Now we must distinguish this case from Carner Bank of Miami Beach v. Block. We think the Third District rightly determined that case. There the defense was "that the insured had not been eligible for the insurance because he was not able to engage in employment for wage or profit due to illness requiring further medical services".[7] That is a far cry from this case. It is to be expected that many persons who need consumer credit, and their creditors who need security, may have health problems. The social utility of a credit life system which allows for issuance of insurance without evaluation of individual risks outweighs the abstractly correct argument that premiums should reflect differences in risk. This is the value judgment which underlies group insurance generally. We perceive no threat to the system posed by a rule which would forbid the acquisition of property at the certain, or reasonably certain, expense of insurance companies, and ultimately, their policyholders. Settled law forbids insuring against a loss which the insured knows has already occurred and which he fraudulently conceals from the insurer.[8] Sound policy forbids procuring insurance against a reasonably certain loss in the immediate future without disclosing the risk.

The other point raised is without merit.

Reversed and remanded for further proceedings if defendant elects to amend to allege a defense in accordance with the principles herein discussed.

PIERCE, C.J., and McNULTY, J., concur.

NOTES

[1] Wissner v. Metro Life Ins., 395 F.2d 204 (5th Cir.1968); Massachusetts Bonding & Ins. Co. v. Hoxie, Fla. 1937, 129 Fla. 332, 176 So. 480; New York Life Ins. Co. v. Kincaid, Fla. 1935, 122 Fla. 283, 165 So. 553. See also Couch, Insurance § 38.14.

[2] Carner Bank of Miami Beach v.

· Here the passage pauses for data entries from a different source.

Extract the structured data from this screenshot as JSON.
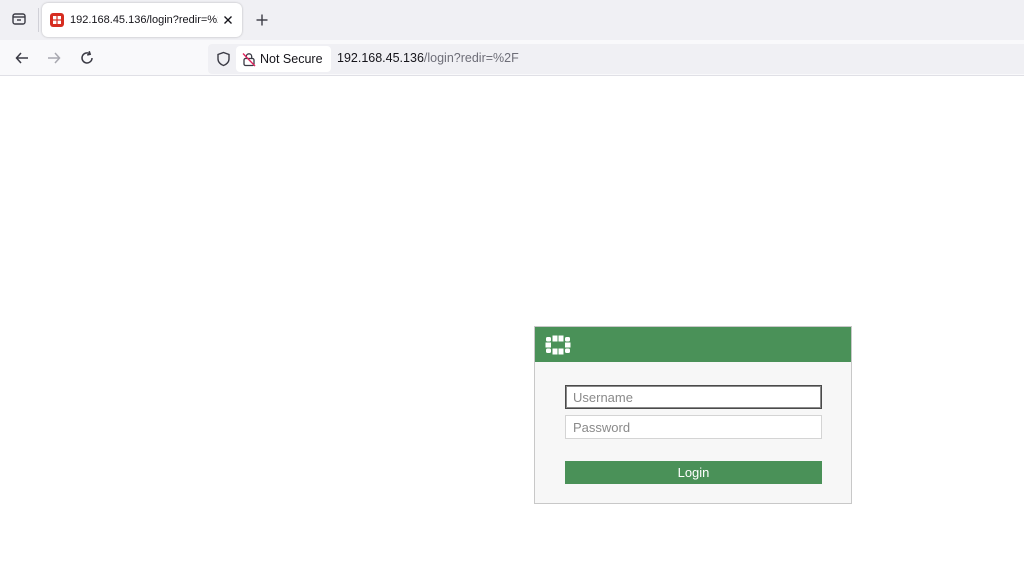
{
  "browser": {
    "tab": {
      "title": "192.168.45.136/login?redir=%2F",
      "favicon": "fortinet-favicon-icon"
    },
    "url": {
      "host": "192.168.45.136",
      "path": "/login?redir=%2F"
    },
    "security_label": "Not Secure"
  },
  "login": {
    "brand_icon": "fortinet-logo-icon",
    "username_placeholder": "Username",
    "password_placeholder": "Password",
    "button_label": "Login"
  },
  "colors": {
    "accent_green": "#4a9158",
    "favicon_red": "#d62d20"
  }
}
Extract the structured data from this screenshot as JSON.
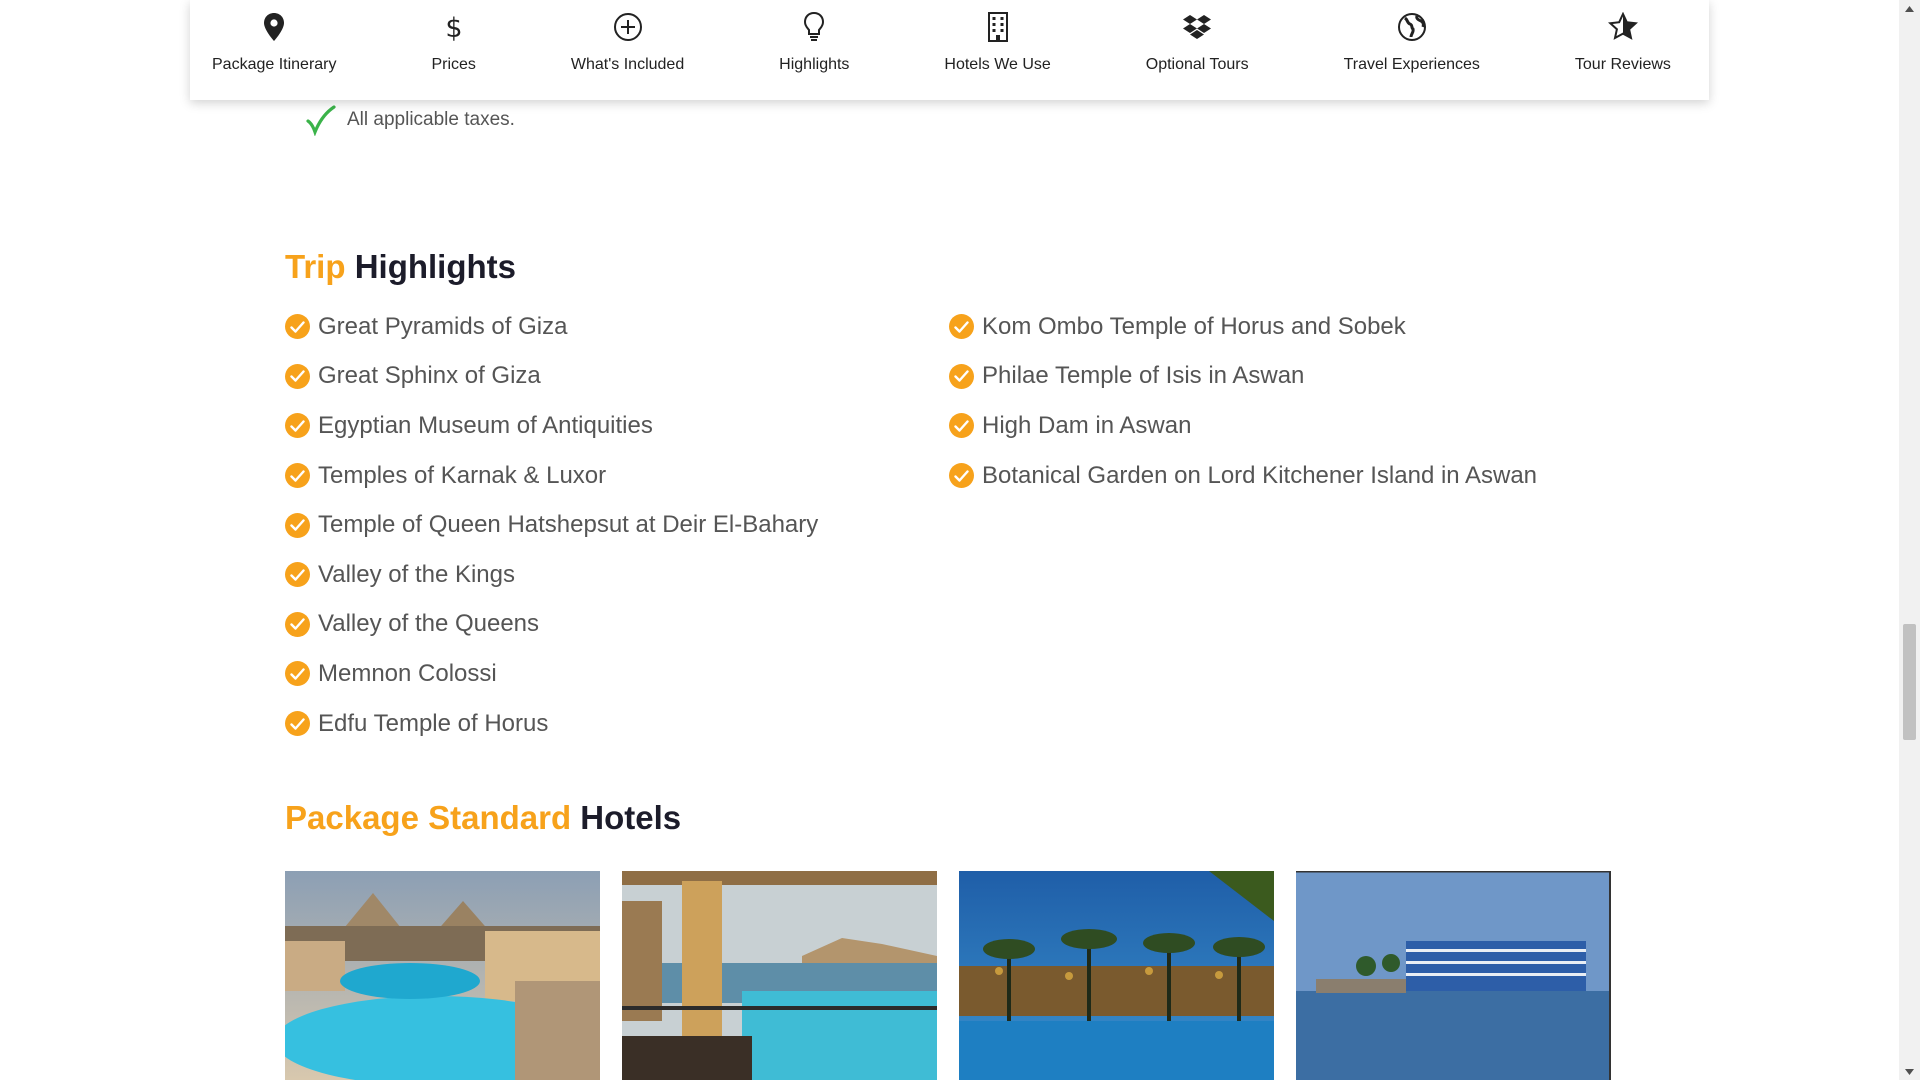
{
  "nav": {
    "tabs": [
      {
        "label": "Package Itinerary",
        "icon": "map-pin-icon"
      },
      {
        "label": "Prices",
        "icon": "dollar-icon"
      },
      {
        "label": "What's Included",
        "icon": "plus-circle-icon"
      },
      {
        "label": "Highlights",
        "icon": "lightbulb-icon"
      },
      {
        "label": "Hotels We Use",
        "icon": "building-icon"
      },
      {
        "label": "Optional Tours",
        "icon": "dropbox-icon"
      },
      {
        "label": "Travel Experiences",
        "icon": "globe-icon"
      },
      {
        "label": "Tour Reviews",
        "icon": "star-icon"
      }
    ]
  },
  "included": {
    "last_item": "All applicable taxes."
  },
  "highlights": {
    "title_accent": "Trip",
    "title_main": "Highlights",
    "left": [
      "Great Pyramids of Giza",
      "Great Sphinx of Giza",
      "Egyptian Museum of Antiquities",
      "Temples of Karnak & Luxor",
      "Temple of Queen Hatshepsut at Deir El-Bahary",
      "Valley of the Kings",
      "Valley of the Queens",
      "Memnon Colossi",
      "Edfu Temple of Horus"
    ],
    "right": [
      "Kom Ombo Temple of Horus and Sobek",
      "Philae Temple of Isis in Aswan",
      "High Dam in Aswan",
      "Botanical Garden on Lord Kitchener Island in Aswan"
    ]
  },
  "hotels": {
    "title_accent": "Package Standard",
    "title_main": "Hotels"
  },
  "colors": {
    "accent": "#f7a21b",
    "heading": "#1c1c2a",
    "body_text": "#555555",
    "check_green": "#3bb34a"
  }
}
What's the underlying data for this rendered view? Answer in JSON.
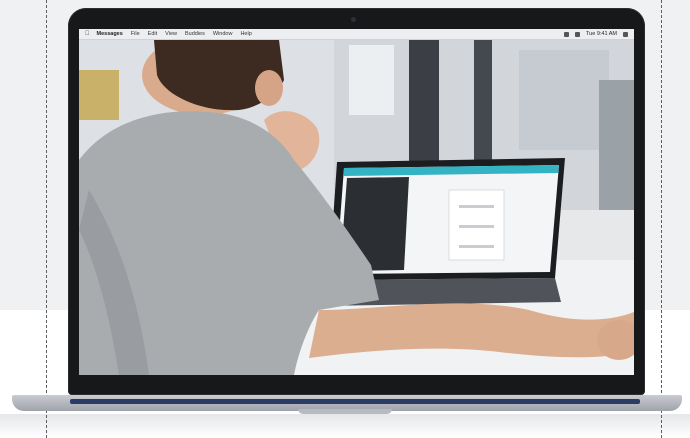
{
  "menubar": {
    "apple_icon": "apple-logo",
    "app_name": "Messages",
    "menus": [
      "File",
      "Edit",
      "View",
      "Buddies",
      "Window",
      "Help"
    ],
    "clock": "Tue 9:41 AM"
  },
  "colors": {
    "background": "#f0f1f3",
    "laptop_bezel": "#17181a",
    "laptop_aluminum": "#b7bbc1",
    "shirt": "#a9acaf",
    "inner_screen_header": "#34b3c5"
  }
}
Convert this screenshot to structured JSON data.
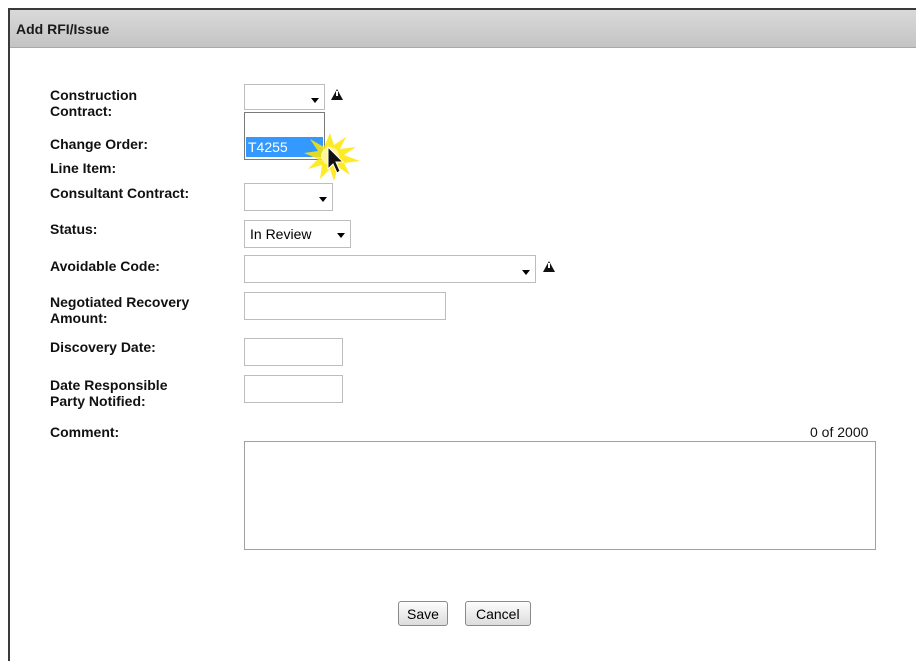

Block, Fla.App. 1972, 260 So. 2d 282.

[3] Fla.App. 1966, 193 So. 2d 201.

[4] Florida's long time Insurance Commissioner, the late J. Edwin Larson, noted a ten-fold increase in number of credit life policies between 1940 and 1955. Larson, Problems of State Regulation, 1957 Ins.L.J. 327. See also Morris, The Origin of Credit Life Insurance, 1957 Ins. L.J. 329, and other articles following; Cade, The Fundamental Issues of Consumer Credit Insurance, 1955 Ins.L.J. 76; Comment, Credit Insurance: Abuse and Reform, 10 Boston Coll.Ind. & Com.L.Rev. 439 (1969).

[5] Comment, Credit Insurance: Abuse and Reform, 10 Boston Coll.Ind. & Com.L. Rev. 439 (1969).

[6] Fla. Stat. § 627.409, F.S.A.

[7] Fla.App. 1972, 260 So. 2d 282.

[8] E.g., Massachusetts Bonding & Ins. Co. v. Hoxie, Fla. 1937, 129 Fla. 332, 176 So. 480; Hunt v. Aetna Casualty and Surety Co., 153 Colo. 584, 387 P.2d 405 (1963).